21-Year-Old Activist and Local Candidate Charged in ‘Attempted Assassination’ of Louisville Mayoral Candidate
A 21-year-old activist, journalist and candidate for office has been arrested and charged in connection with the “attempted assassination” of a Louisville mayoral candidate, local authorities said late Monday.
Quintez Brown was taken into custody without incident after police said a gunman walked into candidate Craig Greenberg’s office hours early, and opened fire.
“When we greeted him, he pulled out a gun aimed directly at me, and began shooting,” Greenberg recalled at an afternoon news conference.
Brown has been charged with attempted murder and four counts of wanton endangerment, according to a Louisville Metro Police spokesperson.
The 21-year-old was identified as “a former intern and editorial columnist” of the Louisville Courier-Journal by the paper itself, where he wrote that he had studied philosophy and Pan-Africanism while studying at the University of Louisville, where he'd previously served as the opinion editor of the school’s newspaper, the Cardinal.
Miraculously, no one was harmed in the Monday morning shooting, which Greenberg called “a surreal experience.” A police spokesperson told The Daily Beast that Greenberg and his staff were uninjured—but a bullet did strike the back of Greenberg’s sweater.
A brave staffer managed to shut the door, and the group barricaded themselves inside while the shooter fled, the lawyer said at the conference.
“We are shaken, but safe,” he added.
While Brown’s motive remains unclear, Louisville Metro Police Department Chief Erika Shields said that early evidence suggests that the shooter “acted alone” and deliberately targeted the Democrat.
Metro Council President David James was the first to call the incident “an attempted assassination.”
Greenberg refused to comment on whether he recognized the gunman.
Brown wrote his first column for the Courier-Journal in 2018, describing how he’d staged a sit-in at a local high school to demand the termination of a school official who’d used racially insensitive language.
He went on to pen dozens of columns for the paper, writing largely about racism, poverty, and violence.
After getting involved in the racial justice protests in the summer of 2020, Brown vanished for roughly two weeks, according to the Courier-Journal. His family asked for privacy upon his reappearance.
Several months later, Brown posted a video to Twitter to announce he would be running to represent a local district on Louisville’s Metro Council.
Quintez Brown, 21, is running to represent District 5 for Louisville’s Metro Council.
“Frederick Douglass said that the youth should fight to be leaders today, because the men who run this country are sick.” - Kwame Ture pic.twitter.com/tUCjXXG2hS
— Quintez Brown - District 5 (@tez4liberation) December 15, 2021
In his penultimate column for the Courier-Journal, titled “How the American education system destroyed me as a Black student,” Brown wrote, “I’m America’s bright future. I’ve become another symbol of neoliberal progress where my title and my ‘recognized’ name will give hope to those in desperate need of food, security and shelter.”

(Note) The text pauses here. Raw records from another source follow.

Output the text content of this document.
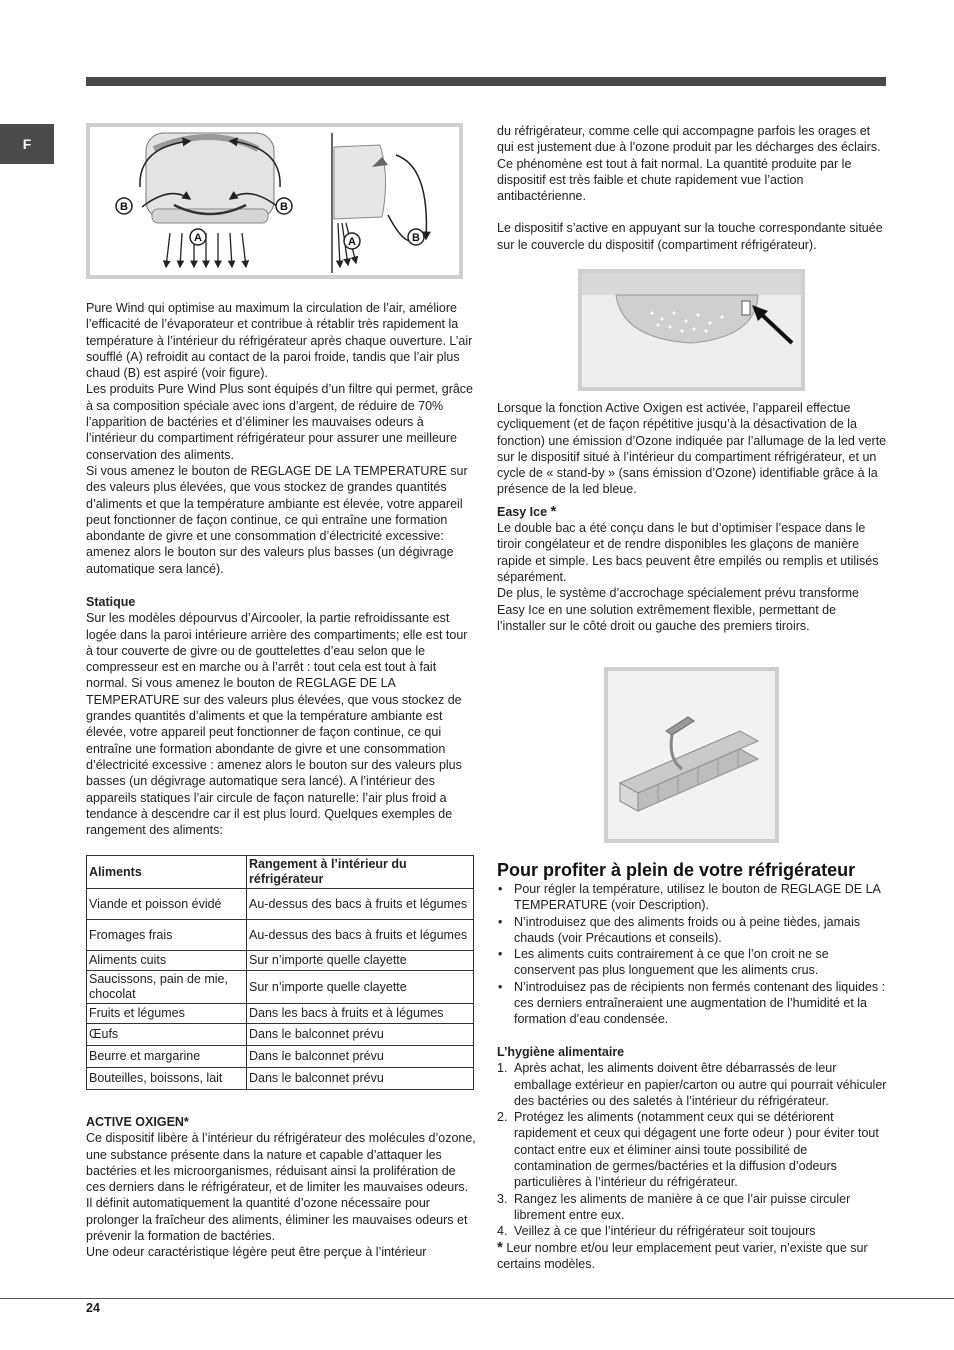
F
B	B
A	A	B

Pure Wind qui optimise au maximum la circulation de l’air, améliore l’efficacité de l’évaporateur et contribue à rétablir très rapidement la température à l’intérieur du réfrigérateur après chaque ouverture. L’air soufflé (A) refroidit au contact de la paroi froide, tandis que l’air plus chaud (B) est aspiré (voir figure).

Les produits Pure Wind Plus sont équipés d’un filtre qui permet, grâce à sa composition spéciale avec ions d’argent, de réduire de 70% l’apparition de bactéries et d’éliminer les mauvaises odeurs à l’intérieur du compartiment réfrigérateur pour assurer une meilleure conservation des aliments.

Si vous amenez le bouton de REGLAGE DE LA TEMPERATURE sur des valeurs plus élevées, que vous stockez de grandes quantités d’aliments et que la température ambiante est élevée, votre appareil peut fonctionner de façon continue, ce qui entraîne une formation abondante de givre et une consommation d’électricité excessive: amenez alors le bouton sur des valeurs plus basses (un dégivrage automatique sera lancé).

Statique

Sur les modèles dépourvus d’Aircooler, la partie refroidissante est logée dans la paroi intérieure arrière des compartiments; elle est tour à tour couverte de givre ou de gouttelettes d’eau selon que le compresseur est en marche ou à l’arrêt : tout cela est tout à fait normal. Si vous amenez le bouton de REGLAGE DE LA TEMPERATURE sur des valeurs plus élevées, que vous stockez de grandes quantités d’aliments et que la température ambiante est élevée, votre appareil peut fonctionner de façon continue, ce qui entraîne une formation abondante de givre et une consommation d’électricité excessive : amenez alors le bouton sur des valeurs plus basses (un dégivrage automatique sera lancé). A l’intérieur des appareils statiques l’air circule de façon naturelle: l’air plus froid a tendance à descendre car il est plus lourd. Quelques exemples de rangement des aliments:

Aliments	Rangement à l’intérieur du réfrigérateur
Viande et poisson évidé	Au-dessus des bacs à fruits et légumes
Fromages frais	Au-dessus des bacs à fruits et légumes
Aliments cuits	Sur n’importe quelle clayette
Saucissons, pain de mie, chocolat	Sur n’importe quelle clayette
Fruits et légumes	Dans les bacs à fruits et à légumes
Œufs	Dans le balconnet prévu
Beurre et margarine	Dans le balconnet prévu
Bouteilles, boissons, lait	Dans le balconnet prévu

ACTIVE OXIGEN*

Ce dispositif libère à l’intérieur du réfrigérateur des molécules d’ozone, une substance présente dans la nature et capable d’attaquer les bactéries et les microorganismes, réduisant ainsi la prolifération de ces derniers dans le réfrigérateur, et de limiter les mauvaises odeurs.

Il définit automatiquement la quantité d’ozone nécessaire pour prolonger la fraîcheur des aliments, éliminer les mauvaises odeurs et prévenir la formation de bactéries.

Une odeur caractéristique légère peut être perçue à l’intérieur

du réfrigérateur, comme celle qui accompagne parfois les orages et qui est justement due à l’ozone produit par les décharges des éclairs. Ce phénomène est tout à fait normal. La quantité produite par le dispositif est très faible et chute rapidement vue l’action antibactérienne.

Le dispositif s’active en appuyant sur la touche correspondante située sur le couvercle du dispositif (compartiment réfrigérateur).

Lorsque la fonction Active Oxigen est activée, l’appareil effectue cycliquement (et de façon répétitive jusqu’à la désactivation de la fonction) une émission d’Ozone indiquée par l’allumage de la led verte sur le dispositif situé à l’intérieur du compartiment réfrigérateur, et un cycle de « stand-by » (sans émission d’Ozone) identifiable grâce à la présence de la led bleue.

Easy Ice *

Le double bac a été conçu dans le but d’optimiser l’espace dans le tiroir congélateur et de rendre disponibles les glaçons de manière rapide et simple. Les bacs peuvent être empilés ou remplis et utilisés séparément.

De plus, le système d’accrochage spécialement prévu transforme Easy Ice en une solution extrêmement flexible, permettant de l’installer sur le côté droit ou gauche des premiers tiroirs.

Pour profiter à plein de votre réfrigérateur

• Pour régler la température, utilisez le bouton de REGLAGE DE LA TEMPERATURE (voir Description).
• N’introduisez que des aliments froids ou à peine tièdes, jamais chauds (voir Précautions et conseils).
• Les aliments cuits contrairement à ce que l’on croit ne se conservent pas plus longuement que les aliments crus.
• N’introduisez pas de récipients non fermés contenant des liquides : ces derniers entraîneraient une augmentation de l’humidité et la formation d’eau condensée.

L’hygiène alimentaire

1. Après achat, les aliments doivent être débarrassés de leur emballage extérieur en papier/carton ou autre qui pourrait véhiculer des bactéries ou des saletés à l’intérieur du réfrigérateur.
2. Protégez les aliments (notamment ceux qui se détériorent rapidement et ceux qui dégagent une forte odeur ) pour éviter tout contact entre eux et éliminer ainsi toute possibilité de contamination de germes/bactéries et la diffusion d’odeurs particulières à l’intérieur du réfrigérateur.
3. Rangez les aliments de manière à ce que l’air puisse circuler librement entre eux.
4. Veillez à ce que l’intérieur du réfrigérateur soit toujours

* Leur nombre et/ou leur emplacement peut varier, n’existe que sur certains modèles.

24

“And thus I’ve become destroyed,” he concluded. “No longer myself. But another tool of oppression.”
My team and I are fortunately all safe. We are all with LMPD now. I will provide an update as soon as possible. Thank you for the outpouring of support.
— Craig Greenberg (@RunWithCraig) February 14, 2022
Mayoral candidate Timothy Findley added in a Monday tweet that he was “praying for the saftey [sic] of Craig Greenberg and staff” before calling the incident “unacceptable.”
According to his campaign website, Greenberg is an attorney and former CEO of 21C Museum Hotels. The Harvard law school graduate and member of the University of Louisville Board of Trustees has previously said that public safety would be his top priority if elected.
Last month, Greenberg released a public safety plan that called for a “community-oriented police force.”
“Louisville is in a tough spot,” Greenberg said in a statement accompanying the plan. “Our neighborhoods feel less safe, violent crime is rising, and too many people are trapped in addiction. We see abandoned cars on the streets and graffiti and trash in many neighborhoods. You’ve shared your concerns with me as I have run through every precinct in our city. I share your worry and sense of urgency to fix this and fix this now.”